Welcome to my GitHub repository for the HackBio Internship! This repository highlights my journey through an intensive 8-week practical internship in oncology, focusing on machine learning and data science applications.
The internship was divided into five progressive stages, covering a comprehensive range of activities aimed at building both theoretical and practical foundations in cancer research:
- Stage 0: Built theoretical foundations and wrote an essay on supervised learning's importance in cancer research.
- Stage 1: Collaborated with a team to conduct a literature review, "Machine Learning for Lung Cancer Diagnosis, Treatment, and Prognosis," and summarized our findings in a video.
- Stage 2: Preprocessed Glioblastoma dataset from TCGA, performed differential expression analysis and pathway enrichment using ShinyGo, alongside Biomarker and ML interns.
- Stage 3: Implemented a pipeline for potential Sarcoma biomarkers based on age classification using differential expression, functional enrichment, and ML models.
- Stage 4: Reproduced research by clustering gene expression data for LGG glioma based on IDH status, using KNN machine learning model.
- Stage 5-7: Final Capstone Project
Throughout this internship, I achieved:
- A deep understanding of supervised and unsupervised machine learning approaches.
- Hands-on experience in cancer biomarker discovery.
- Practical skills in R programming, data visualization, and dataset analysis.
- Collaboration with interdisciplinary teams, project management, and effective communication.
- R Programming: Mastered the basics of R, RStudio, and programming syntax.
- Data Visualization: Created insightful plots for biological datasets.
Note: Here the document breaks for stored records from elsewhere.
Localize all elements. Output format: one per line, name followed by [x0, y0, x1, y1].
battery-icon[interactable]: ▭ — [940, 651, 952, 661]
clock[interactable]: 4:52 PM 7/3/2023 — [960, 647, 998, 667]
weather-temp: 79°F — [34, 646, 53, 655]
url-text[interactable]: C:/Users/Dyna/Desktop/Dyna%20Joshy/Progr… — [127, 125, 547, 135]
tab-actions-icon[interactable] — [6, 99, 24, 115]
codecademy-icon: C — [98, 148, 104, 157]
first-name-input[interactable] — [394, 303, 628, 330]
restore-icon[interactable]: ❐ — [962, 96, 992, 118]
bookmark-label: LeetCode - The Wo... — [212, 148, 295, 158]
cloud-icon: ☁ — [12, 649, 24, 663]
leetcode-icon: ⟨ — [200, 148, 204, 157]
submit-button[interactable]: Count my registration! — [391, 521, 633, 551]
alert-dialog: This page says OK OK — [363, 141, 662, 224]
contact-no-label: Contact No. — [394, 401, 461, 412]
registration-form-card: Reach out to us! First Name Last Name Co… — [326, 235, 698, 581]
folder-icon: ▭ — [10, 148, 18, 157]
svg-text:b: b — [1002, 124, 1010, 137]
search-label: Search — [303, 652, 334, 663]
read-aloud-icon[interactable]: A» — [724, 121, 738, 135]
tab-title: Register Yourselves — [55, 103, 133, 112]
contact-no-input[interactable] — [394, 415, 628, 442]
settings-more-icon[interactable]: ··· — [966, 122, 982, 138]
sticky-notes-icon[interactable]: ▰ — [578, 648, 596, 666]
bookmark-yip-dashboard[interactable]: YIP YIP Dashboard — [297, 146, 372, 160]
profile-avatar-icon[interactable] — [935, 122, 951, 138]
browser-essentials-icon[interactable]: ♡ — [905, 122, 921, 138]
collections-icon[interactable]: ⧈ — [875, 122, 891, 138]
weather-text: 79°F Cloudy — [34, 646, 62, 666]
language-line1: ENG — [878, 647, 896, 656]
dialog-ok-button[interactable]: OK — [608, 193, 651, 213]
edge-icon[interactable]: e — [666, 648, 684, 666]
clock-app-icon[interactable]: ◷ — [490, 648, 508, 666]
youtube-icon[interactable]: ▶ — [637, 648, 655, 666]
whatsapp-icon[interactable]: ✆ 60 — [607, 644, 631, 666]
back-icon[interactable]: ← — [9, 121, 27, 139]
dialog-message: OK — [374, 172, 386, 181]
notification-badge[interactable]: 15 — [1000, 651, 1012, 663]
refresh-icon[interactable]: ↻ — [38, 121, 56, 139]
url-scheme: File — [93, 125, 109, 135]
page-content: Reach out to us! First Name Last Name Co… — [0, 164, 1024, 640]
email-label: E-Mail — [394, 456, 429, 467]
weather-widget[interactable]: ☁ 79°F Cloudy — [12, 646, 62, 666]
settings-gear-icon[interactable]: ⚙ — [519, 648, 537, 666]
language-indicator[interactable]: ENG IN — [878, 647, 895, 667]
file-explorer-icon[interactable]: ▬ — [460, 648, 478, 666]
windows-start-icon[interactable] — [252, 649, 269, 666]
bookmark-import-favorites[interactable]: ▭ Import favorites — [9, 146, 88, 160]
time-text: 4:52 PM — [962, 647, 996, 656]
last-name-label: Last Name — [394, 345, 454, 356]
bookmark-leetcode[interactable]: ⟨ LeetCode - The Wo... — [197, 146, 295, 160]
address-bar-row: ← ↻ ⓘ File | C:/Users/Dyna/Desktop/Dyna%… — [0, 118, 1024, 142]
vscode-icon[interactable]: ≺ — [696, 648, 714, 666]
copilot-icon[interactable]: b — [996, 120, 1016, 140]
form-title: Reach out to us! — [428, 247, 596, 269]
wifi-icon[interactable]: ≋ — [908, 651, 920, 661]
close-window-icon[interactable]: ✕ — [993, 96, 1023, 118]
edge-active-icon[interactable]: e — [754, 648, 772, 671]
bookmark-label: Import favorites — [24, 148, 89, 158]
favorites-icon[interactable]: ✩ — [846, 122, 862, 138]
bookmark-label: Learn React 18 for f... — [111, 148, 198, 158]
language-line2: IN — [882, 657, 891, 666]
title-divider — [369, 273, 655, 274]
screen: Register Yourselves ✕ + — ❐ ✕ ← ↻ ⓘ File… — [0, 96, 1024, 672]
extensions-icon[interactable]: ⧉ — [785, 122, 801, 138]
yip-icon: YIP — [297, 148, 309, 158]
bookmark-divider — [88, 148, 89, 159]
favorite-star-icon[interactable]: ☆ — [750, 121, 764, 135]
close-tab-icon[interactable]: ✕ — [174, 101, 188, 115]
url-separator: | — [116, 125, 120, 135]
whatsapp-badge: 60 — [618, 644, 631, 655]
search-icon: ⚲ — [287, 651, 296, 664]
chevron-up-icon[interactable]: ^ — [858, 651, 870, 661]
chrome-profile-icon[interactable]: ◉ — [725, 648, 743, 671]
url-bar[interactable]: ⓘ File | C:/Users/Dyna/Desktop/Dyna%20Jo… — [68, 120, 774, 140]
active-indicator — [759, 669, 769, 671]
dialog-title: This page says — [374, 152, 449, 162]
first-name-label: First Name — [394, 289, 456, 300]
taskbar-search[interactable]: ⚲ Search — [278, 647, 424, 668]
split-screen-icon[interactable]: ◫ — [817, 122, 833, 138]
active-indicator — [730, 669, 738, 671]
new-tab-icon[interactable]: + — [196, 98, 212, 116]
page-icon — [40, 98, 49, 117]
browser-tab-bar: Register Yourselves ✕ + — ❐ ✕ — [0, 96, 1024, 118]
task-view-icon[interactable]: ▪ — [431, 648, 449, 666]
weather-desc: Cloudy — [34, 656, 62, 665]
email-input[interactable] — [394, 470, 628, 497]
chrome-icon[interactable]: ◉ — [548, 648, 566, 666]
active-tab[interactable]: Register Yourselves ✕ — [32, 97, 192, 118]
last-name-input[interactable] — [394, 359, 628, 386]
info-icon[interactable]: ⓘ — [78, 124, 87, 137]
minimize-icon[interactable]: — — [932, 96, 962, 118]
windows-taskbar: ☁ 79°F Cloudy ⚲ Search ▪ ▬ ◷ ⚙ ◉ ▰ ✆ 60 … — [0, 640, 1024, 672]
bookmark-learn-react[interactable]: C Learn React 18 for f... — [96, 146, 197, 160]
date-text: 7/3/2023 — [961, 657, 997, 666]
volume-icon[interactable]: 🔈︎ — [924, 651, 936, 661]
- Machine Learning: Applied KNN and Random Forest models for cancer diagnosis and classification.
- Bioinformatics: Conducted differential gene expression and pathway enrichment analyses.
- Teamwork: Collaborated with cross-functional teams of data scientists and biomarker interns
You can explore various stages of the internship within this repository, including:
- R scripts for preprocessing,Ml models used and analysis.
- Research reports,plots generated, R packages, tools used and video presentation.